What do the networking and switching vendors see that Forrester doesn't? It's possible that whereas Forrester takes a narrow view of integrated networks - judging them, for the most part, on their ability to cut costs - the vendors may take a broader view. To them, networks may not represent a cost to be minimized, but a resource to be developed. To take this view, however, is to think in terms of integration in yet another way, to think in terms of integrating technology with business needs.

If that sounds obvious, it isn't. Implementing communications technology successfully, that is, using it to establish a competitive advantage, isn't as easy as coming up with the money to pay for new equipment. If that were the case, an enterprise's competitive advantage could disappear in as little time as it takes to write a check. So, it is perhaps just as well that hype can't be trusted. Integration isn't easy. It is, moreover, at least hard enough that efforts to further integration just might result in sustainable competitive advantage. That, if nothing else, should be worth some trouble.

To sum up, we might acknowledge that integration - the I of CTI, or computer telephony integration - is in the eyes of the beholder. For example, there are people who would accept integration up to a point, but overlook integration possibilities beyond that point. Typically, these people embrace the PC-as-phone as the ultimate breakthrough, something that would save us from ever having to think about integration again. Yet, accessing PBX functionality via a PC, or even using a PC to emulate a PBX, doesn't necessarily mean the underlying voice and data networks are integrated. Thus, a rosy outlook - one that would truncate integration considerations, one that would even dispense with the I in CTI - could linger on the literature of celebration and fail to take account of the challenges (and opportunities) posed by voice data integration at the network level.

At the other extreme, we have people who readily admit that integration is possible beyond a certain point, but who conclude that the benefits of further integration are too meager to justify the work involved. These people, as represented by Forrester, would claim that voice data integration is impractical, however desirable it may be. For these people, the I in CTI is anything but invisible.

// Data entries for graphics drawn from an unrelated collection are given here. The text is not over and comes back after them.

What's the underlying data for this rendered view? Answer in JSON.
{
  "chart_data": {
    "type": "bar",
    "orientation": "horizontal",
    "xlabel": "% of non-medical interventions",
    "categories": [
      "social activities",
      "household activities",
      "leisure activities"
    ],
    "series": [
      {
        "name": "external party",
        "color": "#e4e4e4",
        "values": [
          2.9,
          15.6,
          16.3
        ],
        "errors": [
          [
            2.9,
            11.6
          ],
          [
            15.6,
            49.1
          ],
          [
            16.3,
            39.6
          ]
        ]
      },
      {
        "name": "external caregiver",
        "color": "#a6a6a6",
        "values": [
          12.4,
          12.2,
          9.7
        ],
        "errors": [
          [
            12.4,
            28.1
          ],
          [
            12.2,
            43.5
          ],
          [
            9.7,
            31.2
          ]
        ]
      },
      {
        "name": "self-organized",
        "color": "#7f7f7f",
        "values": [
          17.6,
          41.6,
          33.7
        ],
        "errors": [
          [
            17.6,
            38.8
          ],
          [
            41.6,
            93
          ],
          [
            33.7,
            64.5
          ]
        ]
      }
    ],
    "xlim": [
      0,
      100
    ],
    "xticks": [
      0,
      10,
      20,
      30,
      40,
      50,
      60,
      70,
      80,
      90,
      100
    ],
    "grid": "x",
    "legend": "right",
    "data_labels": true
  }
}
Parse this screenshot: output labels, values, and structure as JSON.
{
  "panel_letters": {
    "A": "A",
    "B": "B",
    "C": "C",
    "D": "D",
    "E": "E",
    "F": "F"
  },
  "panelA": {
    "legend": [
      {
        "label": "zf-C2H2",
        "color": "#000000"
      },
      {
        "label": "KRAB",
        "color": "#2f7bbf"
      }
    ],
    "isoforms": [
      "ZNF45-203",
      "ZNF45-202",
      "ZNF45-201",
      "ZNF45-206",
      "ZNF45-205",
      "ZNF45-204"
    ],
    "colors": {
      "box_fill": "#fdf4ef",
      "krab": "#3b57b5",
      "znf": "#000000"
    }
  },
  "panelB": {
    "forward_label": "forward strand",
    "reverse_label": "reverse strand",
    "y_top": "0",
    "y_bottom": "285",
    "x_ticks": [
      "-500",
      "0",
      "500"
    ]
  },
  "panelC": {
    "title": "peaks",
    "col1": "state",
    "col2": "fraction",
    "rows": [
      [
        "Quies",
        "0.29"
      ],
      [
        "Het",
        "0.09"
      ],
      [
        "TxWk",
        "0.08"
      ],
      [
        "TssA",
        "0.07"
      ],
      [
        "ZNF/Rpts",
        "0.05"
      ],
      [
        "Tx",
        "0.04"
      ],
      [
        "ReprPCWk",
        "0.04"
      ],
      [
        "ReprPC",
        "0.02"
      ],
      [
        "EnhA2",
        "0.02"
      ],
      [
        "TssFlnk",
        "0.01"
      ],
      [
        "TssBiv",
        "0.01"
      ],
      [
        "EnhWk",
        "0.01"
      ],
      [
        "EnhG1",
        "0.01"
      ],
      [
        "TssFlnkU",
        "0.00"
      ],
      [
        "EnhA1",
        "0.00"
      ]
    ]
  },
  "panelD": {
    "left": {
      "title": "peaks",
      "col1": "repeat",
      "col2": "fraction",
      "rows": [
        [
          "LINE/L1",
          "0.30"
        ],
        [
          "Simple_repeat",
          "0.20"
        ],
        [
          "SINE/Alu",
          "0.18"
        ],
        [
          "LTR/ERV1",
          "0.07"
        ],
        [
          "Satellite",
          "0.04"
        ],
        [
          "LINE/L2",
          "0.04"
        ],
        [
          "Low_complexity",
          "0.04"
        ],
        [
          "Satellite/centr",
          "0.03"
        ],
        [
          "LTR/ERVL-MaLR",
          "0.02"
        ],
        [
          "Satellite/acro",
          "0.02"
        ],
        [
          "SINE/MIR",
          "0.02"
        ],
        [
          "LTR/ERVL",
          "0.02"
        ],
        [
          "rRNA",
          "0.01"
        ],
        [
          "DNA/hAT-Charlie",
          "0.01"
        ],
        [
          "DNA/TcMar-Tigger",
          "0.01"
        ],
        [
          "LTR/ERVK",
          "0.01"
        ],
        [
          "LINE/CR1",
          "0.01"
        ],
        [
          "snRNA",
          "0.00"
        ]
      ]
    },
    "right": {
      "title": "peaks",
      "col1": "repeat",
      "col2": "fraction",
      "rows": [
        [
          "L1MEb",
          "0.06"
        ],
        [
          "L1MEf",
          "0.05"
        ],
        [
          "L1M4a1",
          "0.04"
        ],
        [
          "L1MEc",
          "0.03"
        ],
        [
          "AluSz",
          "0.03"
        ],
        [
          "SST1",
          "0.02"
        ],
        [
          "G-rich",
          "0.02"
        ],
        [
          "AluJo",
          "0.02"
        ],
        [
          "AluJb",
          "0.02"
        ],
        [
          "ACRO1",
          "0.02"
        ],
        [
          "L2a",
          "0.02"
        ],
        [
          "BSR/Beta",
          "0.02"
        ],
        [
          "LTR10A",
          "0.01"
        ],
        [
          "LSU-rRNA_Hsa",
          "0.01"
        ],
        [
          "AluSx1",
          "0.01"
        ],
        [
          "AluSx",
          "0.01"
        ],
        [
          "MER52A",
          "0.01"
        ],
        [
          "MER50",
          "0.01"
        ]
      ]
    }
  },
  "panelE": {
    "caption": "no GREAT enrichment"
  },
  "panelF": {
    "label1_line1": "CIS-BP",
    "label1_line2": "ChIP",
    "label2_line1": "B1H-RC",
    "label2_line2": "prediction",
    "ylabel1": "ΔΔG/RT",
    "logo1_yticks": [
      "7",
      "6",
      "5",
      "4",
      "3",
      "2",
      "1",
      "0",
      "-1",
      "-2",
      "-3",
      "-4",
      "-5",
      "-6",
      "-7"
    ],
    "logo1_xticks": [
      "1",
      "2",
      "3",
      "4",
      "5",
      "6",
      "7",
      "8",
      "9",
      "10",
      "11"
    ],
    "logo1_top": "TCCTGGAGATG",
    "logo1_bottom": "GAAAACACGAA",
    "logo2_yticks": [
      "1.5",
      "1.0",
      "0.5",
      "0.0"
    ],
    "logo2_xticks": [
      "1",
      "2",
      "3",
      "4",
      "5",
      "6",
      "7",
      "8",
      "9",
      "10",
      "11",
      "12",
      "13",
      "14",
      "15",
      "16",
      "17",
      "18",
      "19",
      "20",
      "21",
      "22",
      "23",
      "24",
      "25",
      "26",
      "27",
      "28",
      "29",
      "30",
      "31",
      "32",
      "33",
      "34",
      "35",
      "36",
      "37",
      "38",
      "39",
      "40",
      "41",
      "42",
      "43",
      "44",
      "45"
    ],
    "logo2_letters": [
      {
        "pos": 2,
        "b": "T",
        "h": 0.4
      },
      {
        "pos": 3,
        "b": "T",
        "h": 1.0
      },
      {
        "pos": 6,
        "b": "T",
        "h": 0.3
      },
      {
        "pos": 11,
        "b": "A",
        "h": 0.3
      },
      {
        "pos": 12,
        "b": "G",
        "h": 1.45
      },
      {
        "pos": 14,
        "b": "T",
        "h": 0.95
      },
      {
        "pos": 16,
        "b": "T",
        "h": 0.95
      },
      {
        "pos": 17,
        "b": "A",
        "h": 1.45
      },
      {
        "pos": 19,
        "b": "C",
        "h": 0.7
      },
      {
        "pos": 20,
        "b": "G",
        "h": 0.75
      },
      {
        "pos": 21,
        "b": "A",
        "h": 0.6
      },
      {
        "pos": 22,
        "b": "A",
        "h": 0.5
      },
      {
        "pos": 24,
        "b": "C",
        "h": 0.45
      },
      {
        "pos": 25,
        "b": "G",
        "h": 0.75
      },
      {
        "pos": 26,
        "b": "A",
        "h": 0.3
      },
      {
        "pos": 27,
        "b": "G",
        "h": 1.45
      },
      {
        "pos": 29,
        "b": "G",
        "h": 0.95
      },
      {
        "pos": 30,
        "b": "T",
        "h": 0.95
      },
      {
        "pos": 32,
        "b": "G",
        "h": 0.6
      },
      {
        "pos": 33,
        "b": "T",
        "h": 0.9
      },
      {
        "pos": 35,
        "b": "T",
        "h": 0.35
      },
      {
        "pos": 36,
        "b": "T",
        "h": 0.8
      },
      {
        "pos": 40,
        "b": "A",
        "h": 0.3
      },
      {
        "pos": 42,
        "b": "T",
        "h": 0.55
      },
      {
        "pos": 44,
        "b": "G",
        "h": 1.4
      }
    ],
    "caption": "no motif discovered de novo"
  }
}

It is, rather, an insurmountable obstacle.

A more moderate view - one between the extremes of the invisible I and the insurmountable I - might be best, however. The moderate view would admit a broad view of integration, recognizing it as more than a narrowly conceived technical or cost-containment issue. Integration is, rather, a habit of mind. It is a creative impulse, one that entertains novel combinations, some of which actually produce useful (that is, profitable) results. It can be a challenge, as anything dynamic usually is, but who would prefer stasis? Stasis, while it occasions no special difficulties, offers nothing in the way of new possibilities. If you want growth, you want integration. Thus, in CTI, we should never forget the I, nor should we be overwhelmed by it.